Der Bericht gelangt zum Schluss, dass die neusten Studien die Anwendung des linearen Modells ohne Schwellenwert als Basis für den Strahlenschutz in der Schweiz stützen: Nach diesem Modell erhöht jede Exposition mit ionisierender Strahlung, selbst bei niedrigen Dosen, das Risiko für Krebs oder Erbkrankheiten linear, und es gibt keinen Schwellenwert, unter dem davon ausgegangen werden kann, dass eine Exposition keine Wirkung zeigt. Die Einhaltung der in der Gesetzgebung festgelegten Dosisgrenzwerte bzw. maximal zulässigen Dosiswerte stellt sicher, dass dieses Risiko für die Bevölkerung tragbar ist.
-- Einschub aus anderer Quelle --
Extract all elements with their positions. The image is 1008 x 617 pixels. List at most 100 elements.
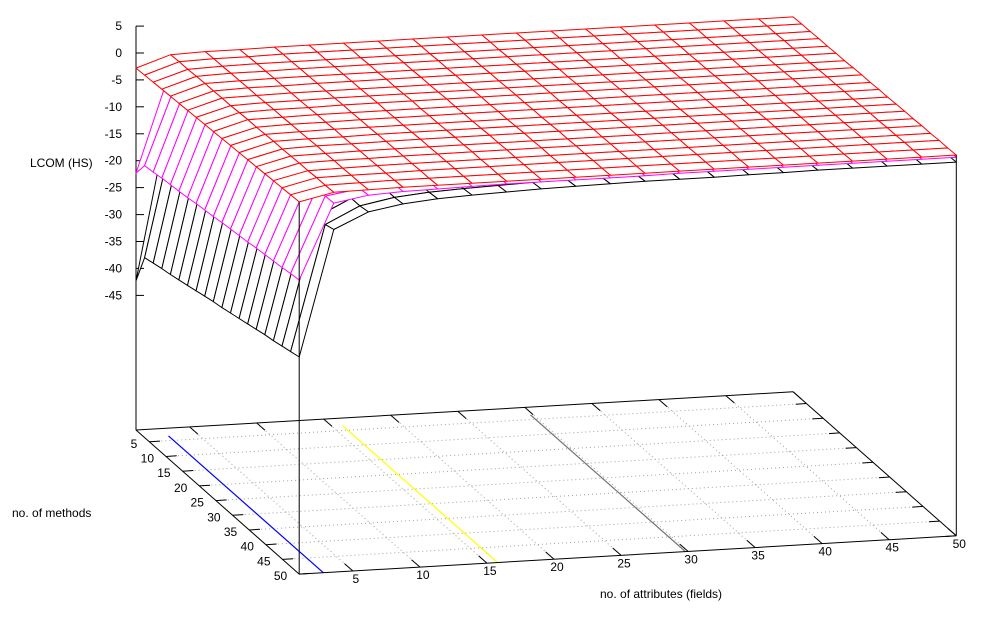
z-axis-label: LCOM (HS) <box>30 156 93 170</box>
y-tick-label: 20 <box>174 481 188 495</box>
y-tick-label: 50 <box>274 569 288 583</box>
surface-cell <box>290 195 335 281</box>
x-tick-label: 40 <box>819 545 833 559</box>
x-axis-label: no. of attributes (fields) <box>600 587 722 601</box>
z-axis: 5 0 -5 -10 -15 -20 -25 -30 -35 -40 -45 <box>105 19 144 430</box>
grid-line-y <box>249 491 907 531</box>
y-tick <box>249 528 260 531</box>
y-tick-mirror <box>878 476 890 479</box>
y-tick-mirror <box>845 447 857 449</box>
grid-line-x <box>524 407 689 552</box>
x-tick-mirror <box>457 410 467 419</box>
base-border-left <box>135 429 300 575</box>
grid-line-y <box>149 403 807 443</box>
y-tick-mirror <box>828 432 840 435</box>
surface-mesh <box>135 16 957 203</box>
grid-line-y <box>199 447 857 487</box>
surface-cell <box>290 184 335 203</box>
y-tick <box>149 440 161 443</box>
y-tick <box>199 484 211 487</box>
x-tick <box>746 539 756 548</box>
z-tick-label: 5 <box>115 19 122 33</box>
z-tick-label: 0 <box>115 46 122 60</box>
y-tick-label: 15 <box>157 466 171 480</box>
y-tick <box>299 572 310 575</box>
grid-line-x <box>725 395 890 541</box>
y-tick-mirror <box>945 535 957 537</box>
base-contour-line <box>530 414 686 553</box>
base-border-right <box>792 391 957 537</box>
z-tick-label: -45 <box>105 288 123 302</box>
z-tick-label: -25 <box>105 181 123 195</box>
y-tick-label: 40 <box>241 540 255 554</box>
y-tick-label: 35 <box>224 525 238 539</box>
grid-line-x <box>457 410 622 556</box>
y-tick <box>282 558 294 560</box>
grid-line-y <box>232 476 890 516</box>
y-tick-mirror <box>812 417 824 420</box>
grid-line-x <box>256 422 421 568</box>
x-tick-label: 15 <box>483 564 497 578</box>
surface-cell <box>290 224 335 358</box>
base-border-front <box>299 535 957 575</box>
y-axis-label: no. of methods <box>12 506 91 520</box>
y-tick <box>215 499 227 502</box>
y-tick-mirror <box>795 403 807 405</box>
z-tick-label: -40 <box>105 261 123 275</box>
x-tick-label: 30 <box>684 552 698 566</box>
x-tick-mirror <box>189 426 199 435</box>
grid-line-y <box>282 520 940 560</box>
base-border-back <box>135 391 794 431</box>
x-tick-mirror <box>390 414 400 423</box>
x-tick-label: 5 <box>352 572 359 586</box>
x-tick-mirror <box>725 395 735 404</box>
x-tick-label: 45 <box>886 541 900 555</box>
x-tick-label: 10 <box>416 568 430 582</box>
x-tick <box>880 532 890 541</box>
y-tick <box>165 455 177 457</box>
grid-line-x <box>658 399 823 544</box>
y-tick <box>182 470 194 472</box>
x-tick-mirror <box>792 391 802 400</box>
y-tick <box>232 514 244 516</box>
x-tick-mirror <box>256 422 266 431</box>
z-tick-label: -35 <box>105 235 123 249</box>
y-tick-label: 45 <box>257 554 271 568</box>
y-tick-label: 30 <box>207 510 221 524</box>
x-tick-label: 50 <box>953 537 967 551</box>
x-tick <box>679 543 689 552</box>
x-tick-mirror <box>658 399 668 408</box>
x-tick <box>947 528 957 537</box>
x-tick <box>478 555 488 564</box>
base-contour-line <box>342 425 498 563</box>
x-tick-label: 20 <box>550 560 564 574</box>
grid-line-x <box>591 403 756 548</box>
y-tick-mirror <box>912 505 924 508</box>
z-tick-label: -20 <box>105 154 123 168</box>
x-tick-mirror <box>591 403 601 412</box>
x-tick-label: 35 <box>751 549 765 563</box>
grid-line-y <box>182 432 840 472</box>
grid-line-x <box>323 418 488 564</box>
z-tick-label: -10 <box>105 100 123 114</box>
x-tick-mirror <box>323 418 333 427</box>
grid-line-y <box>215 461 874 502</box>
y-tick-label: 10 <box>141 452 155 466</box>
base-contour-line <box>168 435 324 574</box>
x-tick <box>612 547 622 556</box>
x-tick <box>813 535 823 544</box>
x-tick <box>545 551 555 560</box>
z-tick-label: -30 <box>105 208 123 222</box>
z-tick-label: -15 <box>105 127 123 141</box>
grid-line-x <box>390 414 555 560</box>
z-tick-label: -5 <box>111 73 122 87</box>
grid-line-y <box>165 417 824 457</box>
grid-line-y <box>265 505 924 546</box>
y-tick-mirror <box>895 491 907 493</box>
x-tick-label: 25 <box>617 556 631 570</box>
front-vertical-borders <box>298 155 957 575</box>
y-tick-label: 25 <box>191 496 205 510</box>
y-tick-mirror <box>862 461 874 464</box>
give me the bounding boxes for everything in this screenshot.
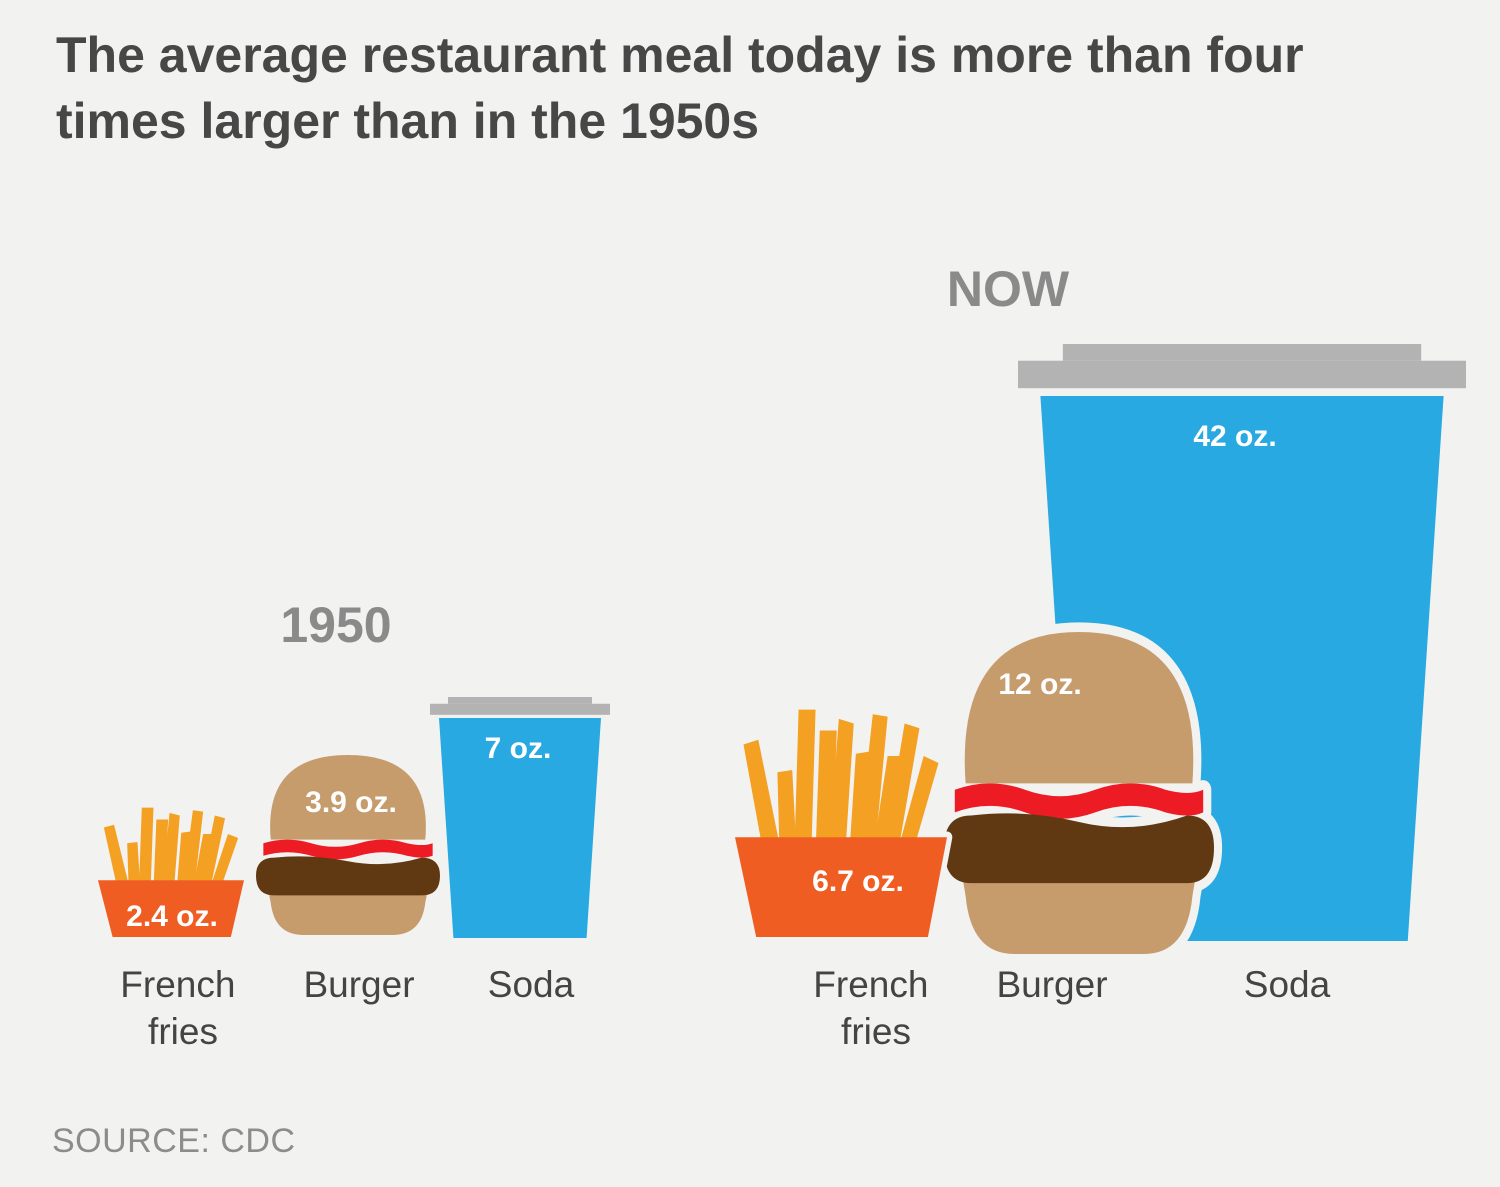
value-label-burger-1950: 3.9 oz.: [305, 786, 397, 819]
value-label-soda-now: 42 oz.: [1193, 420, 1276, 453]
category-label-burger-1950: Burger: [303, 964, 414, 1005]
fries-icon: [735, 710, 947, 937]
burger-icon: [256, 755, 440, 935]
group-label-1950: 1950: [280, 597, 391, 653]
category-label-burger-now: Burger: [996, 964, 1107, 1005]
value-label-fries-1950: 2.4 oz.: [126, 900, 218, 933]
category-label-soda-now: Soda: [1244, 964, 1331, 1005]
value-label-fries-now: 6.7 oz.: [812, 865, 904, 898]
value-label-burger-now: 12 oz.: [998, 668, 1081, 701]
group-label-now: NOW: [947, 261, 1070, 317]
value-label-soda-1950: 7 oz.: [485, 732, 552, 765]
category-label-soda-1950: Soda: [488, 964, 575, 1005]
source-note: SOURCE: CDC: [52, 1122, 296, 1160]
category-label-fries-1950: French fries: [120, 964, 245, 1052]
page-title: The average restaurant meal today is mor…: [56, 27, 1304, 149]
category-label-fries-now: French fries: [813, 964, 938, 1052]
Die Richtlinie ENSI-G03 schreibt vor, dass die durch ein verschlossenes Tiefenlager verursachten Dosen maximal 0,1 mSv pro Jahr sein dürfen. Diese Dosen sind als unbedenklich einzustufen.

Gemäss Bundesamt für Gesundheit BAG ist jede in der Schweiz wohnhafte Person einer jährlichen Strahlenbelastung von durchschnittlich 5,8 mSv ausgesetzt. Davon stammen 3,2 mSv aus dem natürlichen Edelgas Radon, 1,2 bis 1,4 mSv aus medizinischen Untersuchungen (Röntgen, Computertomographie), 0,75 mSv aus der Strahlung aus dem Boden und aus dem All, 0,35 mSv aus der Nahrung und 0,1 mSv aus künstlichen Quellen.

Frage zum Pilotlager verabschiedet

An der 46. Sitzung des Technischen Forums Sicherheit vom 9. März 2021 wurde die schriftliche Antwort auf die Frage 151 zur räumlichen und hydraulischen Trennung des Pilotlagers vom Hauptlager verabschiedet. Im Forum wurde ausserdem über die Inkraftsetzung der Neuausgabe der Richtlinie ENSI-G03  «Geologische Tiefenlager» per 1. Januar 2021 informiert. Die 47. Sitzung wird voraussichtlich am Dienstag, 25. Mai 2021, stattfinden.